His only bucket was a familiar sort, with the nine-year veteran soaring high in the air and flushing a backdoor alley-oop.
The box score from Tuesday night won't highlight Iguodala's importance to the Warriors, but his presence in their lineup is paramount and his return is an immediate step in the right direction.
Iguodala strained his left hamstring late in the third quarter on Nov. 22 against the Lakers. If you include the loss that night, Golden State was just 5-8 without the former All-Star and, at 13-12, would miss the playoffs in the loaded Western Conference if the season ended today. The difference between the team with him on and off the floor is staggering and a testament to his overall importance.
In 483 minutes with Iguodala on the floor, Golden State's offensive rating is 109.3 and its defensive rating is 95.4, a plus-14 net rating, according to NBA.com's media-only stats database. That rating would put the Warriors as the second best offensive and defensive team in the league, per NBA.com/stats. Without Iguodala, the offense dips to 100.3, a hair below Memphis' mostly stagnant offense. The defense is 8.5 points worse, at 103.9, which puts them on par with Detroit for 10th worst in the NBA.
On offense, Iguodala serves as the Warriors' secondary ball-handler and playmaker. He excels in driving and dishing to open shooters and in Golden State, there is a slew of which to choose from. His incredibly efficient scoring this season -- 65.6 True Shooting, 65 effective field goal percentage before Tuesday night -- is an added bonus, likely derived from the amount of spacing on the floor at any given time.
Klay Thompson, Golden State's third-year sharpshooter, has taken the largest hit without Iguodala on the floor. His effective field goal percentage plummets from 64.7 to 50.2 and his true shooting percentage dips from 66 to 53.6 when Iguodala is on the bench, according to NBA.com's media-only stats database. Stephen Curry's shooting is nearly identical regardless of if Iguodala is playing or not, but his net rating is 19.1 points worse when the former All-Star is on the bench.
This summer, the Warriors let Jarrett Jack and Carl Landry walk away as free agents in part to make room for Iguodala. They also traded two unprotected first-round draft picks, Andris Biedrins, Richard Jefferson and Brandon Rush to the Jazz in a salary dump. The latter three guys aren't impact players, but the former were two key cogs in Golden State's playoff run last year.
Jack played the secondary ball-handling role and Iguodala assumed that role this season, while Landry served quality minutes as the third big man in the rotation. Without those two guys and without Iguodala, the Warriors are stretched thin, which is the risk they took in swapping multiple players for one.
Coach Mark Jackson was hesitant to play Iguodala major minutes in his return Tuesday night and, to be fair, he didn't really need to. New Orleans cut the lead to 10-points late in the fourth quarter, but never really posed a real threat. That the Warriors got a 10-point win against the Pelicans on Tuesday night and that Iguodala registered a plus-20 in 17 minutes, is not a coincidence.
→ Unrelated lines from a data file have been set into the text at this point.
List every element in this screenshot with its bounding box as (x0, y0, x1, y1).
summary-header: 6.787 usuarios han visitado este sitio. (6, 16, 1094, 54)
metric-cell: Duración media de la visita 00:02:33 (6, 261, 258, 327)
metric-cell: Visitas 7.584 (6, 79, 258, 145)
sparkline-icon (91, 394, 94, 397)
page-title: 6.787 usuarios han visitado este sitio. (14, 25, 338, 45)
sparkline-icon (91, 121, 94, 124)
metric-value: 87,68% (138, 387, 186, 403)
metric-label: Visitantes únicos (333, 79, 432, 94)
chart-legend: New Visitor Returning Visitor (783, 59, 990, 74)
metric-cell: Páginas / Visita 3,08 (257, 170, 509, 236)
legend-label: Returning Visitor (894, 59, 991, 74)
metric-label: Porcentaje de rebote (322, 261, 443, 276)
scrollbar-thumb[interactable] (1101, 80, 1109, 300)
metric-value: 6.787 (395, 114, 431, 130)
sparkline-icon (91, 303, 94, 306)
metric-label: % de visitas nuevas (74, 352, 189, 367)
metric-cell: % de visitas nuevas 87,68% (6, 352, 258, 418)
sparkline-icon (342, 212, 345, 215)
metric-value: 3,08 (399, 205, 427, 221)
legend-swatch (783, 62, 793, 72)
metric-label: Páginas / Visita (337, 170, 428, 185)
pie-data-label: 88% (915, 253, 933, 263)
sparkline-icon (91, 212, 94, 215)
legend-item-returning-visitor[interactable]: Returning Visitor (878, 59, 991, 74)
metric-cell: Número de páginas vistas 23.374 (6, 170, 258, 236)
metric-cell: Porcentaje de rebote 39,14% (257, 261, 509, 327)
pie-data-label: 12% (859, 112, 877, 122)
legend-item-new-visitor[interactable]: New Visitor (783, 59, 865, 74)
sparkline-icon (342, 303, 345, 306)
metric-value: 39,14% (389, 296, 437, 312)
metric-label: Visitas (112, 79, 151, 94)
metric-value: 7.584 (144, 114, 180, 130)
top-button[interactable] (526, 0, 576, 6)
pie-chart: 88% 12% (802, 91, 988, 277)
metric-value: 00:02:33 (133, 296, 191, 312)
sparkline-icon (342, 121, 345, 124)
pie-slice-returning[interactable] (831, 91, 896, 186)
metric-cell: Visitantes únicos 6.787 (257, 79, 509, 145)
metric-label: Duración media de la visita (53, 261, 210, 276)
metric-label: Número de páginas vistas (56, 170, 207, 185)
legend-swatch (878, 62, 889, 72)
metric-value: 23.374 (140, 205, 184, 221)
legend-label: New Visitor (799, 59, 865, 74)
Without a healthy Iguodala, the immediate future becomes very bleak in Golden State. With him, however, the Warriors are a commanding apparatus on both offense and defense. If there's anything his absence has taught us, it's that the Warriors can ill-afford to lose him for long periods of time as his presence changes the entire dynamic of the team, one that hopes to contend for a championship.